Antidepressants may raise risk for pregnancy complication
March 23, 2012 By Steven Reinberg, HealthDay Reporter in Medications
Use tied to maternal high blood pressure, study finds, but benefits may still outweigh risks.
(HealthDay) -- Pregnant women taking the antidepressants known as selective serotonin reuptake inhibitors (SSRIs) face a slightly increased risk of developing dangerously high blood pressure, Canadian researchers report.
This condition, known as preeclampsia, can harm both mothers and their unborn infants, the researchers noted. However, this association may not be cause-and-effect, so women should not just stop taking these medications but should consult with their doctor if they are concerned, they stressed. Two of the most commonly prescribed SSRIs are Paxil (paroxetine) and Prozac (fluoxetine).
"We know that antidepressants should be used during pregnancy, but they should be used with caution," said lead researcher Anick Berard, director of the research unit of medications and pregnancy at CHU Ste-Justine's Research Center and a professor with the Faculty of Pharmacy at the University of Montreal.
The association between SSRIs and hypertension is a new finding, she added.
The report was published in the March 22 issue of the British Journal of Clinical Pharmacology.
For the study, Berard and her colleague, Mary De Vera, collected data on women in the Quebec Pregnancy Registry. They looked at more than 1,200 women who had high blood pressure during pregnancy that did or did not result in preeclampsia and who had no history of high blood pressure before pregnancy, and compared them with more than 12,000 healthy women.
They found women taking SSRIs had a 60 percent higher risk of developing high blood pressure. In absolute terms, the risk went up from 2 percent to 3.2 percent.
It appears that all SSRIs are not equal when it comes to risk, however. For instance, for women taking Paxil the risk was increased 81 percent, or to 3.6 percent in absolute terms.
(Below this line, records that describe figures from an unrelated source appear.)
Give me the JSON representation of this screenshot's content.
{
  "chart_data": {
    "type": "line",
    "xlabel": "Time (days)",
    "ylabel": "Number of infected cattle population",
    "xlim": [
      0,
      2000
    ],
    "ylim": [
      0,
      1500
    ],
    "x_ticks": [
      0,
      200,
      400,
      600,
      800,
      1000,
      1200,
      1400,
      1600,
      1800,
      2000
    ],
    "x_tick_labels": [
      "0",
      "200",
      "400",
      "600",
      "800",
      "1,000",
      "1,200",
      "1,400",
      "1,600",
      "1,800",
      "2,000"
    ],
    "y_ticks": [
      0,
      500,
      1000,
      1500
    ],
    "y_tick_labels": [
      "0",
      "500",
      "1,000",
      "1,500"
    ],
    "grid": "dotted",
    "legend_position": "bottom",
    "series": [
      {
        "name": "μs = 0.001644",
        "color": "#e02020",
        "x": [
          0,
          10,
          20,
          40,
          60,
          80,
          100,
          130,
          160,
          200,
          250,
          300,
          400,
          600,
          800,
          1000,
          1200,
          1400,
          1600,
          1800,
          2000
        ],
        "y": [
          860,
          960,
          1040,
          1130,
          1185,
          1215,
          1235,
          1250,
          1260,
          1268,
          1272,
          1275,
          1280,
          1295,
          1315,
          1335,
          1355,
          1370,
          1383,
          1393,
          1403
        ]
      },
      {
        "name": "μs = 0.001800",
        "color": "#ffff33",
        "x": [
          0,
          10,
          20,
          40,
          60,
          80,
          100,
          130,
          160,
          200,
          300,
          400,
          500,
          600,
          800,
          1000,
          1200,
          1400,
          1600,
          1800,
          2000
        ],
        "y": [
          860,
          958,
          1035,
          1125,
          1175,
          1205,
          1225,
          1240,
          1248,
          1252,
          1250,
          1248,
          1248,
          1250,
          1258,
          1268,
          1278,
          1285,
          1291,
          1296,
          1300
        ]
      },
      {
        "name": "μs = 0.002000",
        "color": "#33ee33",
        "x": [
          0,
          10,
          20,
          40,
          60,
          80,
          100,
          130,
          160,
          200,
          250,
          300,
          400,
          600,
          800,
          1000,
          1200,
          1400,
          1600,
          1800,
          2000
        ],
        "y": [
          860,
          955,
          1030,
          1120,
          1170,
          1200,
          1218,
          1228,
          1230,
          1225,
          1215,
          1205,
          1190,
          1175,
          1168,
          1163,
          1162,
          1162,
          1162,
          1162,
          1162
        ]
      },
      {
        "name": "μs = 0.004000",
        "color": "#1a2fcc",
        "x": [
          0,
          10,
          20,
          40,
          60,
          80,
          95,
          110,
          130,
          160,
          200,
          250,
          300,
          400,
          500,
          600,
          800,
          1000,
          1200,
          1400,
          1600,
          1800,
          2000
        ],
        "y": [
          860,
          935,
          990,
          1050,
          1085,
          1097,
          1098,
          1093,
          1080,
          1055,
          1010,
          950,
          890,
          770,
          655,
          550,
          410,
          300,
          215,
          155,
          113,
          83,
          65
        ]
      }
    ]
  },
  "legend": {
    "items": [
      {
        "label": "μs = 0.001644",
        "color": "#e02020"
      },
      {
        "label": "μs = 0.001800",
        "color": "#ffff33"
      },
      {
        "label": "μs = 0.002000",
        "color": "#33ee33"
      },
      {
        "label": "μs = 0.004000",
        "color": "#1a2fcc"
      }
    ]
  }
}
"It's a big relative increase, but if you look at absolute risk it is 1 percent," Berard said.
These findings are important because SSRIs are the most common drugs used to treat depression, and of the estimated 20 percent of women who suffer from depression during pregnancy, between 4 percent and 14 percent take antidepressants, the researchers said.
Commenting on the study, Dr. Gene Burkett, a professor of obstetrics and gynecology at the University of Miami Miller School of Medicine, said that "this study has severe limitations. There are a lot of factors in preeclampsia they do not account for, so they don't show a cause-and-effect relationship."
However, pregnant women should be concerned about SSRIs for a lot of other reasons, he said. The medications have been linked to lower birth weights, he noted.
"Every physician has to measure the risk of taking an SSRI vs. the risk of not taking it in patients who really need it," Burkett said.
"If the patient is really in need of it, then you have to give it to them, because the consequences, especially after delivery, of those patients who are depressed can be anything up to suicide or killing their infant; these are the extremes," he said.
"We do see cases of women whose depression gets worse after delivery and wind up killing their babies," he said. "Those patients benefit from SSRIs, and the benefits may be greater than the risks of not taking them."
However, many women with mild depression may be able to cope without SSRIs, Burkett said. "But if you do take a woman off an SSRI during pregnancy, they need to be followed closely," he noted.
"In some cases you cannot take women off SSRIs; in other cases you can; you have to evaluate each woman individually," Burkett said.
Research published earlier this month also found risks associated with SSRI use during pregnancy. Dutch doctors reported that the medications were associated with delayed head growth of the fetus.
"Fetal body growth is a marker of fetal health, and fetal head growth is a marker for brain development," said lead researcher Hanan El Marroun, a postdoctorate fellow in the department of child and adolescent psychiatry at Sophia Children's Hospital and Erasmus Medical Center in Rotterdam. "We found prenatal exposure to SSRIs was associated with decreased growth of the head, but not decreased growth of the body."